Economic benefits of marquee outweigh green belt harm

The retention of a wedding marquee at a hotel and restaurant in the green belt in Yorkshire was allowed for a period of six months, an inspector finding that noise would not harm neighbours' amenity and economic considerations weighed in its favour.

The entrance lobby to the marquee connected to the main hotel building, and in total the marquee covered an area of 310 square metres. The inspector found that it was a disproportionate addition and therefore constituted inappropriate development in the green belt. He considered, however, that the temporary nature of the permission sought lessened the harm caused in relation to openness and character and appearance.

The marquee had been used to host parties and wedding receptions. On several occasions there had been complaints about noise, resulting in the service of abatement notices. However, since a noise limiter had been fitted there had been no complaints regarding music played within the marquee. Accordingly, the inspector found that the living conditions of nearby residents were not adversely affected to a significant degree. Further, he noted that the licence for the hotel and restaurant allowed it to trade well into the early hours. He therefore did not consider that noise and disturbance associated with the arrival and departure of marquee guests on a Friday and Saturday night for a limited period would result in unacceptable noise and disturbance.
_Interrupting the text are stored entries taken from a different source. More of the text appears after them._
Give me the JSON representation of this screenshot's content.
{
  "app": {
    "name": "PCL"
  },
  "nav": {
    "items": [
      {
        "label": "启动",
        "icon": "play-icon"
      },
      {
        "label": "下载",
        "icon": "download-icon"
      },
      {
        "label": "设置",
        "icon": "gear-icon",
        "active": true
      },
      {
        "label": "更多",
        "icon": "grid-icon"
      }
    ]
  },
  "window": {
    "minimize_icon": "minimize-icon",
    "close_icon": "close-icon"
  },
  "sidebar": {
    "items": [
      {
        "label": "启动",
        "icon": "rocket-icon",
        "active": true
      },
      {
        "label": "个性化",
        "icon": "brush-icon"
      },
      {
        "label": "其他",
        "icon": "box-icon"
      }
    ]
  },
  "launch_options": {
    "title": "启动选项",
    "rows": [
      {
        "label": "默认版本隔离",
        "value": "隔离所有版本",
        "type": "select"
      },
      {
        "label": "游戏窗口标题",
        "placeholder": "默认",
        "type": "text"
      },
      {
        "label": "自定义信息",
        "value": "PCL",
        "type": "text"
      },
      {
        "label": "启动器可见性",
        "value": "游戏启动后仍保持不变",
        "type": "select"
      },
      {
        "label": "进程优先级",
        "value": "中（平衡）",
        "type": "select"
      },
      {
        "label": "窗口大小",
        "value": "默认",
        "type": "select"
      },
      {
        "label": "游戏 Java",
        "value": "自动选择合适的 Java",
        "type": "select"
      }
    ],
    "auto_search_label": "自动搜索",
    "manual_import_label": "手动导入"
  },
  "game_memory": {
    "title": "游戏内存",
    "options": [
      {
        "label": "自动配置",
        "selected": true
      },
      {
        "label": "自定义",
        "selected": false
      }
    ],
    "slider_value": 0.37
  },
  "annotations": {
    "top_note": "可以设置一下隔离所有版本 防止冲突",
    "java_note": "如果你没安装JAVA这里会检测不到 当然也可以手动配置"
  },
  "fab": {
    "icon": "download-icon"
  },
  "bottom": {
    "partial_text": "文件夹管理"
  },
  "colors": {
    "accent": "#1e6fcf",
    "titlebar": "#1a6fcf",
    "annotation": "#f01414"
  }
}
Turning to other considerations, the inspector observed that the marquee was a popular entertainment facility which stimulated the local economy. When events were held in the marquee an additional three full-time equivalent staff and 15 to 20 further people were employed to prepare for and host the event. Also, permission for an extension in the same position and of a similar footprint had been granted in 2009 on the basis that the employment and economic benefits amounted to very special circumstances.

The inspector reasoned that the ongoing use of the marquee and the income from it would make commencement of the extension more, rather than less, likely. He concluded that the other considerations were considerable and clearly outweighed the harm.